Ахнув и всплеснув руками, она исчезла из оконного проема, чтобы через минуту появиться на крыльце в старом ситцевом халатике, шлепанцах на босу ногу. На ходу дрожащими руками оправляла волосы, подтыкая седые букли высоким гребнем. Согбенность и ветхость куда-то спрятались, словно бабушка оставила их за дверью.
– Олежка… дитятко мое… – обхватила она руками шею внука, стоящего вровень с ней – бабушка на крыльце, он на земле. – А мне сон был… Собака громадная… И точно!.. – Бабушка разорвала объятья, отстранила голову Олега, пристально и жадно изучая облик внука от макушки до пят. Потом разом всполошилась: – Да что же мы тут стоим? Иди… иди сюда… ко мне…

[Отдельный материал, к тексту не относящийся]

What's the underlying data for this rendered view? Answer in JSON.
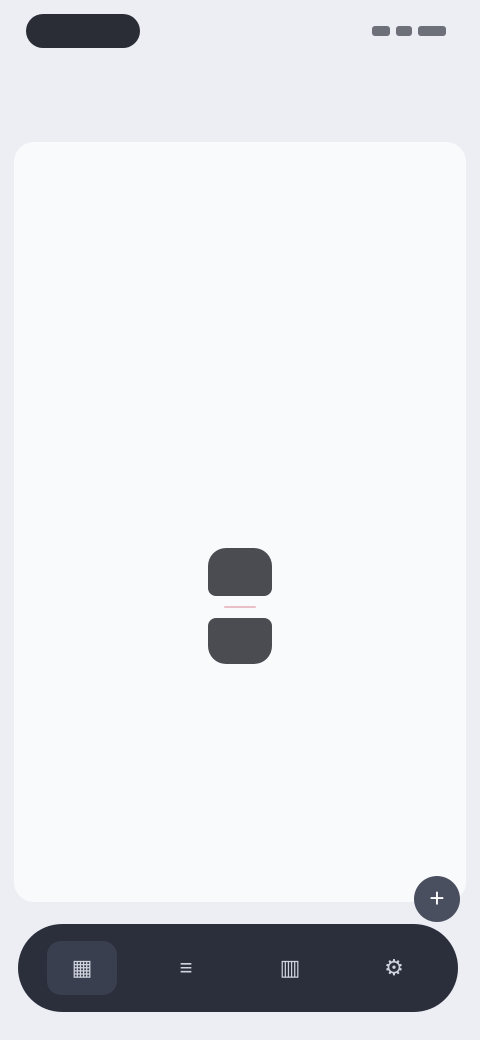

Минуя стоявшие в сумрачном коридорчике сундуки и ведра, пыльные коробки и висящие на стенах старые одежки, они вошли в комнату. Высокий не по-современному потолок давал ощущение простора, хотя едва ли помещение было больше двух десятков квадратов. В правой стороне, за ширмой, стояла взбулгаченная старомодная кровать с никелированными облупившимися шишечками на спинках. Слева у стены притулился стол, накрытый потрескавшейся по свисавшим углам клетчатой светло-коричневой клеенкой. Его подтыкали два разномастных стула в содружестве с маленькой табуреткой. Над столом висела репродукция из «Огонька», памятная Олегу с детства – знаменитая рембрандтовская «Даная». Олега удивляла в бабушке эта непонятная ему странность: христианское пуританство в быту и открытое ликование избыточной женской плоти на цветной глянцевой журнальной обложке. Откуда ему было знать, что бабушка видела в Данае свою канувшую безвозвратно молодость. Не к тем ли ее ушедшим годам был обращен жест приподнятой правой руки Данаи?

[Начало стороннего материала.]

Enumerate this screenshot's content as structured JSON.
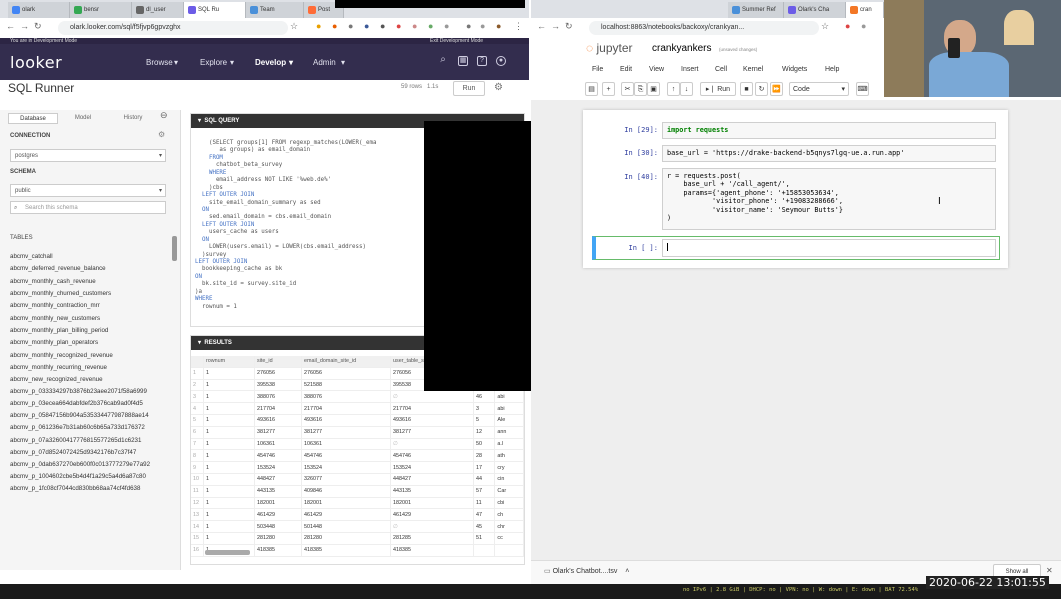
{
  "left_browser": {
    "tabs": [
      "olark",
      "bensr",
      "dl_user",
      "SQL Ru",
      "Team",
      "Post"
    ],
    "url": "olark.looker.com/sql/f5fjvp6gpvzghx",
    "dev_mode_left": "You are in Development Mode",
    "dev_mode_right": "Exit Development Mode",
    "logo": "looker",
    "nav": [
      "Browse",
      "Explore",
      "Develop",
      "Admin"
    ],
    "page_title": "SQL Runner",
    "rows_info": "59 rows",
    "time_info": "1.1s",
    "run_label": "Run",
    "sidebar": {
      "tabs": [
        "Database",
        "Model",
        "History"
      ],
      "connection_label": "CONNECTION",
      "connection_value": "postgres",
      "schema_label": "SCHEMA",
      "schema_value": "public",
      "search_placeholder": "Search this schema",
      "tables_label": "TABLES",
      "tables": [
        "abcmv_catchall",
        "abcmv_deferred_revenue_balance",
        "abcmv_monthly_cash_revenue",
        "abcmv_monthly_churned_customers",
        "abcmv_monthly_contraction_mrr",
        "abcmv_monthly_new_customers",
        "abcmv_monthly_plan_billing_period",
        "abcmv_monthly_plan_operators",
        "abcmv_monthly_recognized_revenue",
        "abcmv_monthly_recurring_revenue",
        "abcmv_new_recognized_revenue",
        "abcmv_p_033334297b3876b23aee2071f58a6999",
        "abcmv_p_03ecea664dabfdef2b376cab9ad0f4d5",
        "abcmv_p_05847156b904a535334477987888ae14",
        "abcmv_p_061236e7b31ab60c6b65a733d176372",
        "abcmv_p_07a32600417776815577265d1c6231",
        "abcmv_p_07d8524072425d9342176b7c37f47",
        "abcmv_p_0dab637270eb600f0c013777279e77a92",
        "abcmv_p_1004602cbe5b4d4f1a29c5a4d6a87c80",
        "abcmv_p_1fc08cf7044cd830bb68aa74cf4fd638"
      ]
    },
    "query_header": "SQL QUERY",
    "query_lines": [
      "    (SELECT groups[1] FROM regexp_matches(LOWER(_ema",
      "       as groups) as email_domain",
      "    FROM",
      "      chatbot_beta_survey",
      "    WHERE",
      "      email_address NOT LIKE '%web.de%'",
      "    )cbs",
      "  LEFT OUTER JOIN",
      "    site_email_domain_summary as sed",
      "  ON",
      "    sed.email_domain = cbs.email_domain",
      "  LEFT OUTER JOIN",
      "    users_cache as users",
      "  ON",
      "    LOWER(users.email) = LOWER(cbs.email_address)",
      "  )survey",
      "LEFT OUTER JOIN",
      "  bookkeeping_cache as bk",
      "ON",
      "  bk.site_id = survey.site_id",
      ")a",
      "WHERE",
      "  rownum = 1"
    ],
    "results_header": "RESULTS",
    "result_columns": [
      "rownum",
      "site_id",
      "email_domain_site_id",
      "user_table_s"
    ],
    "result_rows": [
      [
        "1",
        "1",
        "276056",
        "276056",
        "276056",
        "",
        ""
      ],
      [
        "2",
        "1",
        "395538",
        "521588",
        "395538",
        "",
        ""
      ],
      [
        "3",
        "1",
        "388076",
        "388076",
        "∅",
        "46",
        "abi"
      ],
      [
        "4",
        "1",
        "217704",
        "217704",
        "217704",
        "3",
        "abi"
      ],
      [
        "5",
        "1",
        "493616",
        "493616",
        "493616",
        "5",
        "Ale"
      ],
      [
        "6",
        "1",
        "381277",
        "381277",
        "381277",
        "12",
        "ann"
      ],
      [
        "7",
        "1",
        "106361",
        "106361",
        "∅",
        "50",
        "a.l"
      ],
      [
        "8",
        "1",
        "454746",
        "454746",
        "454746",
        "28",
        "ath"
      ],
      [
        "9",
        "1",
        "153524",
        "153524",
        "153524",
        "17",
        "cry"
      ],
      [
        "10",
        "1",
        "448427",
        "326077",
        "448427",
        "44",
        "cin"
      ],
      [
        "11",
        "1",
        "443135",
        "409846",
        "443135",
        "57",
        "Car"
      ],
      [
        "12",
        "1",
        "182001",
        "182001",
        "182001",
        "11",
        "cbi"
      ],
      [
        "13",
        "1",
        "461429",
        "461429",
        "461429",
        "47",
        "ch"
      ],
      [
        "14",
        "1",
        "503448",
        "501448",
        "∅",
        "45",
        "chr"
      ],
      [
        "15",
        "1",
        "281280",
        "281280",
        "281285",
        "51",
        "cc"
      ],
      [
        "16",
        "1",
        "418385",
        "418385",
        "418385",
        "",
        ""
      ]
    ]
  },
  "right_browser": {
    "tabs": [
      "Summer Ref",
      "Olark's Cha",
      "cran"
    ],
    "url": "localhost:8863/notebooks/backoxy/crankyan...",
    "jupyter_logo": "jupyter",
    "notebook_name": "crankyankers",
    "saved_status": "(unsaved changes)",
    "menu": [
      "File",
      "Edit",
      "View",
      "Insert",
      "Cell",
      "Kernel",
      "Widgets",
      "Help"
    ],
    "run_button": "Run",
    "cell_type": "Code",
    "cells": [
      {
        "prompt": "In [29]:",
        "code": "import requests"
      },
      {
        "prompt": "In [30]:",
        "code": "base_url = 'https://drake-backend-b5qnys7lgq-ue.a.run.app'"
      },
      {
        "prompt": "In [40]:",
        "code": "r = requests.post(\n    base_url + '/call_agent/',\n    params={'agent_phone': '+15853053634',\n           'visitor_phone': '+19083288666',\n           'visitor_name': 'Seymour Butts'}\n)"
      },
      {
        "prompt": "In [ ]:",
        "code": ""
      }
    ],
    "download_item": "Olark's Chatbot....tsv",
    "show_all": "Show all"
  },
  "taskbar": {
    "clock": "2020-06-22 13:01:55",
    "status": "no IPv6 | 2.8 GiB | DHCP: no | VPN: no | W: down | E: down | BAT 72.54%"
  },
  "colors": {
    "looker_header": "#332d4e",
    "jupyter_orange": "#f37726",
    "prompt_blue": "#303f9f"
  }
}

– Сейчас я тебе чайку с дорожки… заголодал небось… – и бабушка подалась из комнаты на кухоньку, которую она делила с соседями напротив.
Олег сбросил с плеча надоевшую сумку, вслед за ней освободился от кроссовок, стянул носки и блаженно пошевелил пальцами. Подошвы горели от долгой ночной ходьбы по ухабистой дороге. В прошлом году, помнилось, он спал у бабушки на раскладушке. Где она? Поразмыслив, выглянул в коридор и нашел потрепанное алюминиево-брезентовое чудо в груде хлама. Стряхнув одним движением пыль, внес ее в комнату, в три приема придал нужную форму и толкнул прямо к раскрытому окну. Затем осторожно прилег, чтобы алюминиевые суставы не прогнулись под его девяноста тремя боевыми килограммами, – и сразу же провалился в богатырский сон, даже в ушах засвистело от стремительного падения в бездну, где вращение Земли становится ощутимо каждой жилочкой, каждым нервом.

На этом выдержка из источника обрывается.